Hi folks, hoping someone out there can point out why I am having a few difficulties on my network.
We have 2 seperate internet connections protected by ASA Firewalls, one in our main datacenter and another in our DR datacenter. I have drawn a very simplistic diagram at http://postimg.org/image/qcmrulnrx/ please take a look.
I have a problem when I try to translate one of our public IP addresses being routed to our site B firewall. Say I have a website on server A, internal address 192.168.12.51.

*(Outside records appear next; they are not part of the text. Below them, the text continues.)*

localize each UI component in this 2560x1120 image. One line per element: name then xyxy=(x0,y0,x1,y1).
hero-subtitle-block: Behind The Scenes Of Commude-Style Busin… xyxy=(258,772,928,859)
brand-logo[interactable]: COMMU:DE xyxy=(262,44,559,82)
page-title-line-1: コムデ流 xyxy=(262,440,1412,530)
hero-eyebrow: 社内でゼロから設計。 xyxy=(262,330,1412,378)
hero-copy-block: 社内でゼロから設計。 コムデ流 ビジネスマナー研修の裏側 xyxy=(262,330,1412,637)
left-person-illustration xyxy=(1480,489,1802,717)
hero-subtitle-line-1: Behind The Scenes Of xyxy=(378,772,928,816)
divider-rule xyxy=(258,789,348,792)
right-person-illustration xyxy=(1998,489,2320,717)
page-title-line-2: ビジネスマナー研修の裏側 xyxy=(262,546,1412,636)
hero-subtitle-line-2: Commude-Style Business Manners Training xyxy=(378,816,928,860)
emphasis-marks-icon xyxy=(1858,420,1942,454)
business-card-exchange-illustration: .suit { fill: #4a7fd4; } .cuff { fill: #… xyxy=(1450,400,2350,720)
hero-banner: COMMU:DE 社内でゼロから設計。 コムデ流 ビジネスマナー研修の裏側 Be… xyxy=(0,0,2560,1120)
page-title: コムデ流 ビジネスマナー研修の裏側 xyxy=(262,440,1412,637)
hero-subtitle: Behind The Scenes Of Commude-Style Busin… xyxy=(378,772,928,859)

I want to make it publically available via one of the IP's currently routed to our DR firewall, so i create a rule to Xlate from 118.220.X.X to 192.168.12.51
However when i try to initiate a connection from an external machine - say 68.232.X.X and examine the traffic using ASDM i can see the built inbound tcp connection from the public IP to the internal IP is ok. But when i then filter based on the internal IP of the server i can see the SYN timeout error.
Teardown TCP connection 20738497 for outside:68.232.X.X/40717 to inside:192.168.12.51/80 duration 0:00:30 bytes 0 SYN Timeout
When I change the Public IP to one being routed to Firewall A, it works with no issues.
A couple of important points, which could be affecting this (perhaps there is a circular routing issue here?)
The catalyst 3750 has a default route to pass any traffic that it doesnt have a routing table entry for to the firewall in site A
Server A's default gateway is to the VLAN12 interface on the catalyst 3750
The catalyst 3650 (site B) has some static routes in there to route the 118.220.X.X/29 network to FIrewall B (19.168.201.20)
Its probably something very simple, any ideas?